En primera persona, Khadra ha imaginado los pensamientos de Gadafi cuando está “solo con sus fantasmas”, como si de un monólogo se tratase, para elaborar un retrato “más allá de los medios de comunicación” y acercarse a la intimidad de su figura, con alusiones al  iraquí Sadam Hussein o al pintor Van Gogh.

En “Què esperen els micos…” (“Qué esperan los monos”), su primer libro traducido al catalán, publicado también por Alianza, Khadra ha retomado sus orígenes en una novela negra ambientada en su país natal y ha adoptado la visión del espectador para sacar a relucir la “realidad cruel” de Argelia a través de un asesinato en la capital, un crimen envuelto en la corrupción.
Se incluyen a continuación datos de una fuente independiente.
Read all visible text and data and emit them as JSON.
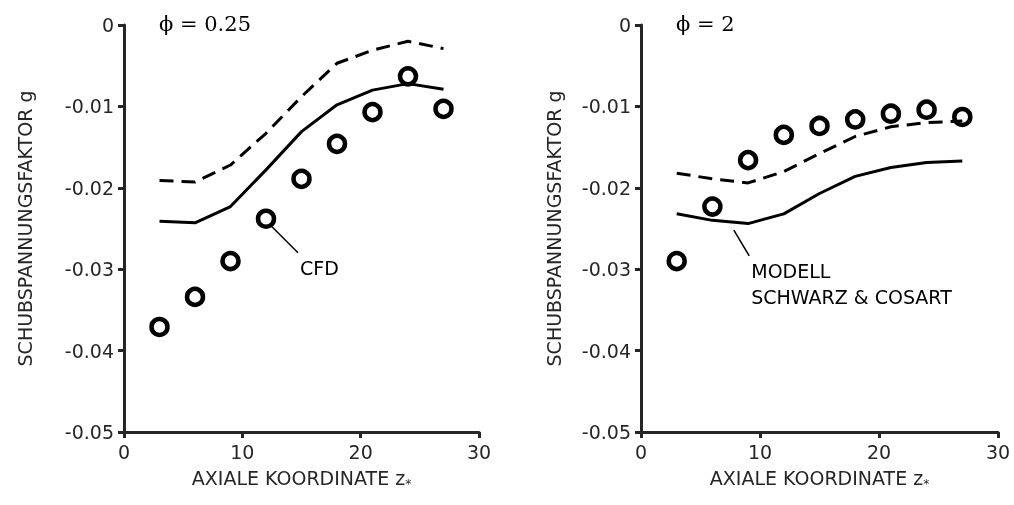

Khadra ha augurado un “futuro brillante” para Argelia a pesar de que la corrupción “es algo que lo contamina todo y todos los pueblos sufren de ella”, y ha explicado que será el mismo pueblo quien acabará exigiendo la recuperación de la “elite argelina” que fue expulsada: “No hay ninguna desgracia que sea eterna”, sentencia.

Junto a las circunstancias del país, la peculiaridad del libro ha residido en la homosexualidad de su personaje principal, la comisaria encargada del caso del asesinato, Nora Bilal, con la que Khadra ha intentado “romper el tabú en las sociedades árabes” y dar visibilidad a la mujer, tal y como ya realizó con su seudónimo.
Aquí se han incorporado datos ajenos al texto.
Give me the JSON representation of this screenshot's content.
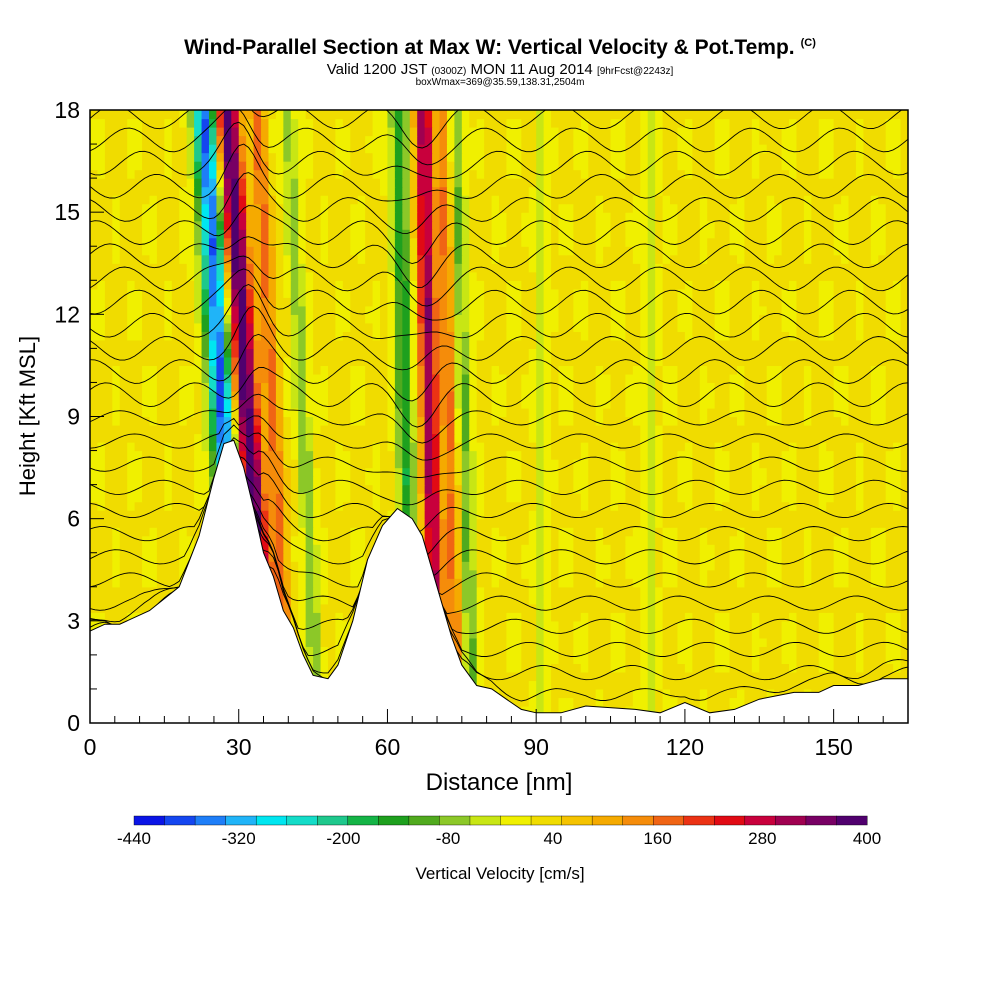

El autor ha explicado que el nombre de Yasmina Khadra es “un homenaje a mi mujer, que ha asumido los mismos riesgos que yo, pero también se ha convertido en una especie de revolución y una manera de militar a favor de la mujer”, especialmente dentro del mundo árabe, donde la revelación del seudónimo fue “todo un escándalo”.

“El régimen de Argelia teme a una persona que se vuelva una especie de consciencia para el país, pero los argelinos no son tontos”, ha añadido el escritor, que ha aprovechado para lamentar y criticar que en su país no se promueva la lectura.

Khadra ha expresado que actualmente está preparando un nuevo libro, bajo el título de “Un escritor en París”, en el que tratará sus roces personales con “un pequeño sector de la elite parisina”, aunque ha destacado los 4 millones de lectores que leen su obra: “París no es Francia”, ha aclarado el escritor.